– Павел Львович, вот увидите, вы поправитесь, – Саша первая обрела дар речи. – А летом мы рванем куда-нибудь на «Божьей коровке», ладно?
– А и правда! – попытался улыбнуться Миша. – Что нам до болезней, победим и полетим на нашей красной старушке через луга и нарисуем лето нового года…
Павел Львович глухо засмеялся, а Саша вспомнила бабушкину сказку о замке.
– Нарисуйте меня будущим летом – только так я смогу увидеть его! Нарисуйте меня у реки или в поле. А лучше – в новых местах, где мы еще не бывали. Меня же ждут совсем другие картины. – Художник задумчиво взглянул в окно, где на стекле зима рисовала сказки, и уверенно продолжил: – Полгода назад один профессор сказал, что жить мне осталось от силы пару месяцев. И вот прошло два месяца. Я побрился, надел лучший костюм и стал ждать. Но, как видите, мог бы уже отрастить бороду, не хуже, чем у Толстого, а все еще жив. Другой врач пророчил мне месяца три-четыре. И если верить его вердикту – я тоже давно мертвец. Самым умным оказался простой участковый: осмотрев меня впервые, он сказал, чтобы я спокойно закончил все дела и полгодика порадовался жизни, не растрачивая время на высоколобых врачей…
Сонная муха вылетела из дальнего угла комнаты и уселась на руку художника. Он повернул кисть – насекомое стало по-хозяйски прохаживаться по его ладони. Саша и Миша завороженно следили за этой мухой, будто ее жизнь была сейчас важнее жизни самого Павла Львовича.

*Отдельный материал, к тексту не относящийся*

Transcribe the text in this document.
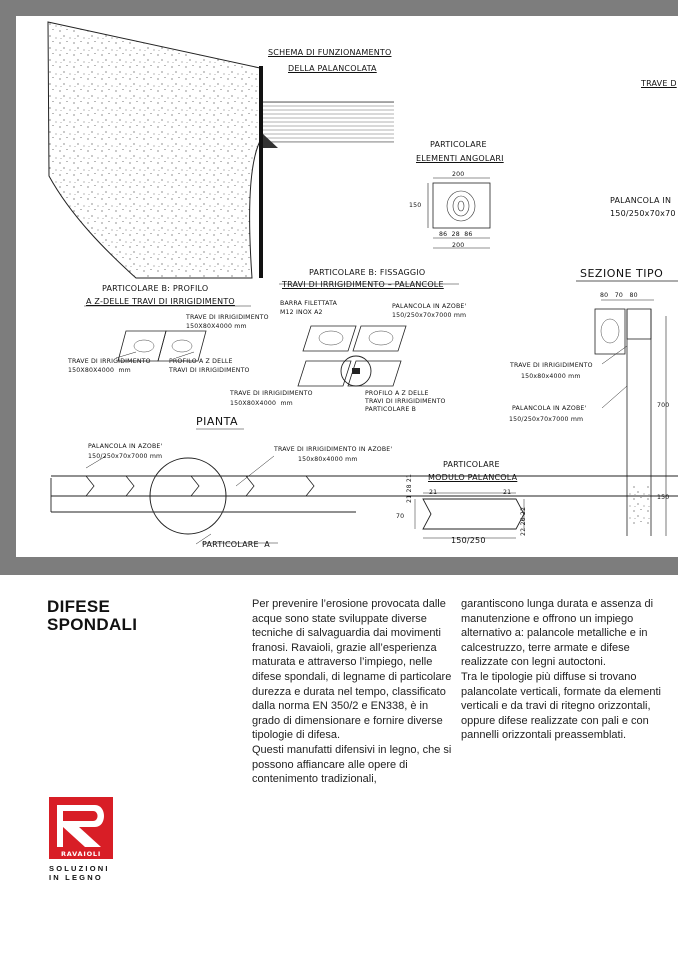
SCHEMA DI FUNZIONAMENTO
DELLA PALANCOLATA
TRAVE D
PARTICOLARE
ELEMENTI ANGOLARI
200
150
86  28  86
200
PALANCOLA IN
150/250x70x70
SEZIONE TIPO
80   70   80
PARTICOLARE B: PROFILO
A Z-DELLE TRAVI DI IRRIGIDIMENTO
PARTICOLARE B: FISSAGGIO
TRAVI DI IRRIGIDIMENTO – PALANCOLE
BARRA FILETTATA
M12 INOX A2
PALANCOLA IN AZOBE'
150/250x70x7000 mm
TRAVE DI IRRIGIDIMENTO
150X80X4000 mm
TRAVE DI IRRIGIDIMENTO
150X80X4000  mm
PROFILO A Z DELLE
TRAVI DI IRRIGIDIMENTO
TRAVE DI IRRIGIDIMENTO
150X80X4000  mm
PROFILO A Z DELLE
TRAVI DI IRRIGIDIMENTO
PARTICOLARE B
TRAVE DI IRRIGIDIMENTO
150x80x4000 mm
PALANCOLA IN AZOBE'
150/250x70x7000 mm
700
150
PIANTA
PALANCOLA IN AZOBE'
150/250x70x7000 mm
TRAVE DI IRRIGIDIMENTO IN AZOBE'
150x80x4000 mm
PARTICOLARE  A
PARTICOLARE
MODULO PALANCOLA
21	21
70
21 28 21
22 26 22
150/250
DIFESE
SPONDALI

Per prevenire l’erosione provocata dalle acque sono state sviluppate diverse tecniche di salvaguardia dai movimenti franosi. Ravaioli, grazie all’esperienza maturata e attraverso l’impiego, nelle difese spondali, di legname di particolare durezza e durata nel tempo, classificato dalla norma EN 350/2 e EN338, è in grado di dimensionare e fornire diverse tipologie di difesa.

Questi manufatti difensivi in legno, che si possono affiancare alle opere di contenimento tradizionali,

garantiscono lunga durata e assenza di manutenzione e offrono un impiego alternativo a: palancole metalliche e in calcestruzzo, terre armate e difese realizzate con legni autoctoni.

Tra le tipologie più diffuse si trovano palancolate verticali, formate da elementi verticali e da travi di ritegno orizzontali, oppure difese realizzate con pali e con pannelli orizzontali preassemblati.

RAVAIOLI
SOLUZIONI
IN LEGNO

– Признаюсь, что еще совсем недавно я боялся смерти. Точнее, боялся не успеть чего-то в этой жизни. А наша жизнь, ребята, – это время, когда мы в силах менять мир. То драгоценное время, когда все в наших руках, – Павел Львович накрыл муху, что все еще ползала по его ладони, другой рукой, а потом разомкнул кисти. Насекомое поднялось в воздух, и живое жужжание разнеслось по комнате. – А теперь я спокоен. И всерьез думаю, что моей душе настала пора переодеться…
– Переодеться?
– Душе?
В один голос переспросили Миша и Саша, все еще провожая взглядом счастливую муху.
– А вы посмотрите на меня – на кого я стал похож? Все тело ссохлось – этот костюм давно стал мне мал, – Павел Львович еще умудрялся шутить. – Жмет нещадно, скрипит, вот-вот пойдет по швам.
– Никогда не думал, что ты религиозен, – Миша с удивлением смотрел на смеющегося отца.
Тогда художник, будто что-то вспомнив, поднял вверх указательный палец. А потом с неожиданной легкостью подбежал к холсту, что стоял на табурете в дальнем углу комнаты и был бережно укрыт газетным листом.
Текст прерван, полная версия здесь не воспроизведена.